Un groupe d’humain sortit alors de derrière un rocher, deux rôdeurs et une moniale apparemment. L’immense félin grâce à qui les réfugiés avaient eu l’opportunité de contrer la charge des goules se pressa contre le rôdeur le plus âgé. La jeune fille qui l’accompagnait semblait bien frêle mais fort adroite avec un arc. La suivante de Dwayna prit quand à elle l’initiative de porter secours aux blessés. Vraisemblablement, ce petit groupe provenait d’un autre convoi de réfugiés qui hélas tomba lui aussi dans une embuscade. Le vieux rôdeur était parvenu à en échapper ainsi que sa sœur et cette jeune rôdeuse. Ils se nommaient Azan et Lydia Filvent, et la petite Darwil Nolwe. Ils furent bien sur chaleureusement accueillis par leurs compatriotes, heureux et reconnaissants. Pendant ce temps la moniale s’efforçait de remettre sur pied le plus grand nombre, car il était dangereux de s’attarder en ces terres. Parmi les blessés, elle rencontra un guerrier gravement mordu au bras malgré son armure par une des goules. Etrangement, quand elle ôta plastron et gants elle découvrit sur le corps du guerrier plusieurs symboles et sceaux tatoués, les mêmes qu’elle portait par endroits… Cet homme peu loquace, se prénommait Gengis Delmeth.

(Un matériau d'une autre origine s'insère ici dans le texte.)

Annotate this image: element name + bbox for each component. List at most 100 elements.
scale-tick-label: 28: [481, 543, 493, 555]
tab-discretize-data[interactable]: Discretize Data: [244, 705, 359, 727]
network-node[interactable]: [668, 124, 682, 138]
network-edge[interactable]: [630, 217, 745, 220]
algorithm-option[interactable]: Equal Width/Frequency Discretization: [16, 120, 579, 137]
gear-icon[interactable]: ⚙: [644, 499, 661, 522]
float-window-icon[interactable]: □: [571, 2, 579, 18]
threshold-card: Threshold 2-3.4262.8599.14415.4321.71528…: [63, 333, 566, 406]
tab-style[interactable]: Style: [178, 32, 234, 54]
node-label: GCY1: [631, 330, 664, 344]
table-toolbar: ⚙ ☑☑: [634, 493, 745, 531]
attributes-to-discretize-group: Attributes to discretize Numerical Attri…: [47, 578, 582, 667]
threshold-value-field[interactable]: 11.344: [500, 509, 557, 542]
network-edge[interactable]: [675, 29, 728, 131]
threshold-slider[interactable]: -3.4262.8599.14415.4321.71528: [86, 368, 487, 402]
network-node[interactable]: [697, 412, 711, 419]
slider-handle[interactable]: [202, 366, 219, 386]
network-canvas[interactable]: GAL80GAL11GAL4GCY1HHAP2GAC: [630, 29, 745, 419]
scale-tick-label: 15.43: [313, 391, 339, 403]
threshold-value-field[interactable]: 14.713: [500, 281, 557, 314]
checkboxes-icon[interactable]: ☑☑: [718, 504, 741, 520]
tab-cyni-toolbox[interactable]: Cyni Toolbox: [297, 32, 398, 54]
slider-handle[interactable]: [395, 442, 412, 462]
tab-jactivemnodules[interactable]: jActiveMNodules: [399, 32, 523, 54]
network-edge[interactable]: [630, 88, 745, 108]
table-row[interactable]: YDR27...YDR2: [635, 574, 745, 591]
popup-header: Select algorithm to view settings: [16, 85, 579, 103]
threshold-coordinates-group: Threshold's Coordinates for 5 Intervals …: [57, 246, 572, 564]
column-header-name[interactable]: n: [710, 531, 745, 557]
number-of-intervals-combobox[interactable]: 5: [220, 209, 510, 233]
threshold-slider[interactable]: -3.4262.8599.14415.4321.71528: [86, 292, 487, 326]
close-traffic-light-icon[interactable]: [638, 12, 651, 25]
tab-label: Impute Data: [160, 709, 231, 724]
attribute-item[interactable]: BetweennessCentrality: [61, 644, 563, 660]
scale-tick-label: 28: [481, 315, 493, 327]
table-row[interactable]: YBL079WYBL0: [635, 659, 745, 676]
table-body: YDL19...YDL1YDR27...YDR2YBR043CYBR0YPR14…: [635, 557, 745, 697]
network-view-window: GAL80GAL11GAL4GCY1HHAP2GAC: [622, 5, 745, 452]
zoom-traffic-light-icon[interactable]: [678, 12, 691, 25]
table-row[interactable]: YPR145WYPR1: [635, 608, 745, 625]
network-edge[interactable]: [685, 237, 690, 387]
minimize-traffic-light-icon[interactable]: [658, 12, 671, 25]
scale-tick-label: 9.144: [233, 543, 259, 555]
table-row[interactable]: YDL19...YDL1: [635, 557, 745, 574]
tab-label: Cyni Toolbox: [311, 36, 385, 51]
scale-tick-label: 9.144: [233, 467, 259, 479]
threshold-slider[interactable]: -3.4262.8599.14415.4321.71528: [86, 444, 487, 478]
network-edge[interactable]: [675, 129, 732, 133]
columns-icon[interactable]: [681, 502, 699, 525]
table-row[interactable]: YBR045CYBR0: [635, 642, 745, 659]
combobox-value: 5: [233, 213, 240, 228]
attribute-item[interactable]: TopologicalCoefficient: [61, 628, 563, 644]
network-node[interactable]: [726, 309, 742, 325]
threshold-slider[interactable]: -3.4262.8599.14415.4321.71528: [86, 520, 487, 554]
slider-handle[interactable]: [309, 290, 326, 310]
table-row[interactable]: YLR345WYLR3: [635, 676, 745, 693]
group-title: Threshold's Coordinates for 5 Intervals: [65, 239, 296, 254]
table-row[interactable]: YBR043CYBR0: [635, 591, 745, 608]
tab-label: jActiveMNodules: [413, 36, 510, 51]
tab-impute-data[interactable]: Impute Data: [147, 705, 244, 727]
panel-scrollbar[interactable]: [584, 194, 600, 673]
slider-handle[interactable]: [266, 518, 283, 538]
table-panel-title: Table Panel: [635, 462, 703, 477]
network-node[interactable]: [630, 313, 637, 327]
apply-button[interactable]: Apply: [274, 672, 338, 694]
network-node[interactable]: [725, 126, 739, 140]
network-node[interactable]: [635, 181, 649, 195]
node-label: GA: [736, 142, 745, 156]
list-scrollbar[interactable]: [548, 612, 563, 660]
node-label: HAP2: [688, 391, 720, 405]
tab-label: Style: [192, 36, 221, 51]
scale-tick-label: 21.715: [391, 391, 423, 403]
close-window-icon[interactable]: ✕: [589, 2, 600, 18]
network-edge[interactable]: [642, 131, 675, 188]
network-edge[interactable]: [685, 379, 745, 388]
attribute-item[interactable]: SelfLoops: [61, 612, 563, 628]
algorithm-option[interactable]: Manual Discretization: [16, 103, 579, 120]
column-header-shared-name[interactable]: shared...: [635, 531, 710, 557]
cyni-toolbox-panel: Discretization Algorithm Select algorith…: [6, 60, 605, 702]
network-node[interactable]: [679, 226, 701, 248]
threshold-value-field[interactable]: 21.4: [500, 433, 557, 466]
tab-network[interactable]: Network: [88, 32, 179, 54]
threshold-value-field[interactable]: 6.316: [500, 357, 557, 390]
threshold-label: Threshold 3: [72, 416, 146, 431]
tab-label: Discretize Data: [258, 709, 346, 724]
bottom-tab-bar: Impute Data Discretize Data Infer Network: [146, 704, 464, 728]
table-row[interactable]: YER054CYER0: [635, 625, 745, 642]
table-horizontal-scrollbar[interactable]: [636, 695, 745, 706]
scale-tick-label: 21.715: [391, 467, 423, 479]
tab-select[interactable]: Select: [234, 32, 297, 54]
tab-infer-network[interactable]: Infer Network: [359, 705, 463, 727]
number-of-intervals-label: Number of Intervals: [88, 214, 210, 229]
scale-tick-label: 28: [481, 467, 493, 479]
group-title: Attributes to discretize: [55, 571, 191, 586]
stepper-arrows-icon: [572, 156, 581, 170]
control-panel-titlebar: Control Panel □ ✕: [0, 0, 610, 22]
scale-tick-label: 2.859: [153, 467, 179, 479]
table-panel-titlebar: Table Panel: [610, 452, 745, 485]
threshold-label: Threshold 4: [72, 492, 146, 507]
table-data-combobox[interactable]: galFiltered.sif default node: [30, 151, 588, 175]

Le campement et la veillée furent riches en discussions, connaissances et nouvelles amitiés. Mais peu pouvaient se douter que tout cela était orchestré depuis bien longtemps. Sous un ciel richement étoilé divers réfugiés se regroupèrent au coin d’un feu afin de partager pitance et un peu de chaleur. Et, parmi ces groupuscules, et sous le regard neutre des silhouettes mystérieuses qu’on appelait jadis Augures, une fratrie naquit cette nuit là, comme il avait été prédit. Un petit groupe d’Ascaloniens, hommes et femmes décidèrent de s’unir et de s’aider pour reconstruire leurs vies et aider à rebâtir la splendeur passée. Parmi eux se trouvaient quelques uns des combattants qui s’étaient illustré la journée, mais bientôt d’autres les rejoindraient. Cette partie là de la prophétie était achevée désormais. Maintenant réunis, il ne leur manquait plus qu'un nom..
Alors, en plein milieu des échanges et des discussions, une silhouette aux formes évanescentes prit la parole. Personne ne l'avait remarqué jusqu'alors, sans doute trop occupés à immaginer un avenir moins chaotique. Ce qu'ils pensaient être une vieille femme leur raconta alors d'anciens récits concernant l'exode des Druides de la jungle de Maguuma. Comment ces êtres mystiques, écoeurés des conflits et de la dégradation de la nature s'étaient réfugiés et ce qu'ils étaient devenus, des Augures. Ils étaient les observateurs privilégiés du cheminement du monde, les Tisseurs de Prophéties. Et justement, l'une d'entre elles concernait ce petit groupe...
Une Guilde venait alors de naître, comme prévu.